Leaning into more of a region’s history means there’s an opportunity to tell harder truths.
Near Lyon, my tour group stood in shocked horror on the soil where close to 50 African men were slaughtered as part of the Chasselay massacre in June, 1940. The murdered were all members of an elite squad of Senegalese sharp shooters sent to help France during the Second World War. When captured by the Germans, white soldiers were taken as prisoners of war. But Black soldiers were literally blown apart by German tank fire. (Those who survived the shooting were run over by those same tanks to ensure the deed was done.)
“My God,” one cruiser whispers as photos of the young Black men are circulated.
Still, the horrors, so hard to hear, are somehow made lighter because we’re carrying them together.
On my sailing, all but about six of my fellow cruisers are Black. Prices start at about US$5,400 and at one point, in response to a joke about whether there was a doctor in the house, a quarter of the room raised their hand. This group belies the travel-industry myth that Black travellers can’t afford luxury travel.
Douse sails with each Soulful itinerary, acting alongside Ama’s Black South African cruise manager, Crystal August. Chef Bri Bullard, a Black Bahamian chef from Toronto, created several meals for guests, sharing the story of each dish’s Black African culinary roots as she went. Guests murmured in surprise when she mentioned that many of her menu choices were directly linked to enslaved ancestors. Jambalaya, she said, originated as a take on an African stew that combined leftover rice grown on the plantations where enslaved people laboured, with the scraps of leftovers afforded to them. This was a seemingly small touch but it resonated with guests on board.
“I have people stopping me every day, multiple times throughout the day to say, ‘I can’t tell you the last time I felt this comfortable on a vacation,’ ” Douse says. “When you hear these things you’re like, ‘Okay, we’ve got to keep going.’ ”
But that could prove challenging. AmaWaterways recently announced four Soulful Experience sailings for 2025, including a new offering in Colombia. However, there is no guarantee that the cruises will continue: Customer demand and corporate satisfaction will determine their fate. Without broader race-based statistics, it’s impossible to make the case that Black travellers are making a direct financial impact on the river-cruising industry. Its success may be evident to those on board, but its survival remains uncertain.

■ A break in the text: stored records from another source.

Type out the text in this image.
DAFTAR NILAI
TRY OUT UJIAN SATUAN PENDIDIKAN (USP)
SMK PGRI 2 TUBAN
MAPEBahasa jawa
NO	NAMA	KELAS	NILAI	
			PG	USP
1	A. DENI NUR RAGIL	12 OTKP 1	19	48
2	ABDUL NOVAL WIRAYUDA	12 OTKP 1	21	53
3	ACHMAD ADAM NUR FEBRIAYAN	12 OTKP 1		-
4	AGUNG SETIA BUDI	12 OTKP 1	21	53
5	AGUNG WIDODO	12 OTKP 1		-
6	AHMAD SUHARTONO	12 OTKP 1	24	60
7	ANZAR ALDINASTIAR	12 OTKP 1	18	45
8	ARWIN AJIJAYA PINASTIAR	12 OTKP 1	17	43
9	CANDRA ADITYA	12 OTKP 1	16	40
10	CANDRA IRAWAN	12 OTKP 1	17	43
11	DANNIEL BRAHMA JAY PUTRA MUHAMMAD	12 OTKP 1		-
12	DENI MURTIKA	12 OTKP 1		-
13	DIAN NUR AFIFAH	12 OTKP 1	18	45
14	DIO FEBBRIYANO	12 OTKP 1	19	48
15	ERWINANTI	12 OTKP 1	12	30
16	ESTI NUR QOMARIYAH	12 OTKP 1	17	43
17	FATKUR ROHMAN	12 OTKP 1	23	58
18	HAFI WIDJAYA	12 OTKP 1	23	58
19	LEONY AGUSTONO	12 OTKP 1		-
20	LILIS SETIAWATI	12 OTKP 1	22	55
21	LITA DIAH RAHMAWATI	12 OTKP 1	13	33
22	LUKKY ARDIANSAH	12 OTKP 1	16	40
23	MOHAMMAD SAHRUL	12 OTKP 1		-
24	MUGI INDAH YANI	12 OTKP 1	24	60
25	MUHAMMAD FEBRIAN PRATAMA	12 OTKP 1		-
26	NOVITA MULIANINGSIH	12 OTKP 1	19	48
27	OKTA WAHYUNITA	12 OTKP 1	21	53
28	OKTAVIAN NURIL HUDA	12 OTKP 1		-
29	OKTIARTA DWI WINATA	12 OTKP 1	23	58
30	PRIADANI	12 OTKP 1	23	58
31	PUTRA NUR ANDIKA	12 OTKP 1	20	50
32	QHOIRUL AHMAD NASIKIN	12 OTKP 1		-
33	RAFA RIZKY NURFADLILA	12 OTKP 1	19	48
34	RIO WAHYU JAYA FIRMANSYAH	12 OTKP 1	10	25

“I’m very proud of what we’ve done so far,” Douse says. “In order to protect it, we have to show up.”
If you go
AmaWaterways Soulful Experience sailings include an 11-night Egypt & the Nile sailing (May, 2025, starting at $7,974 a person, double occupancy), a 10-night Colours of Provence (August, 2025, starting at $7,164 a person, double occupancy), a seven-night Magic of Colombia (October, 2025, starting at $4,393 a person, double occupancy) and a 10-night Enticing Douro (November, 2024, and 2025, starting at $5,234 a person, double occupancy). Trips include all meals and most activities and excursions. amawaterways.ca/soulful
The writer was a guest of AmaWaterways. It did not review or approve the story before publication.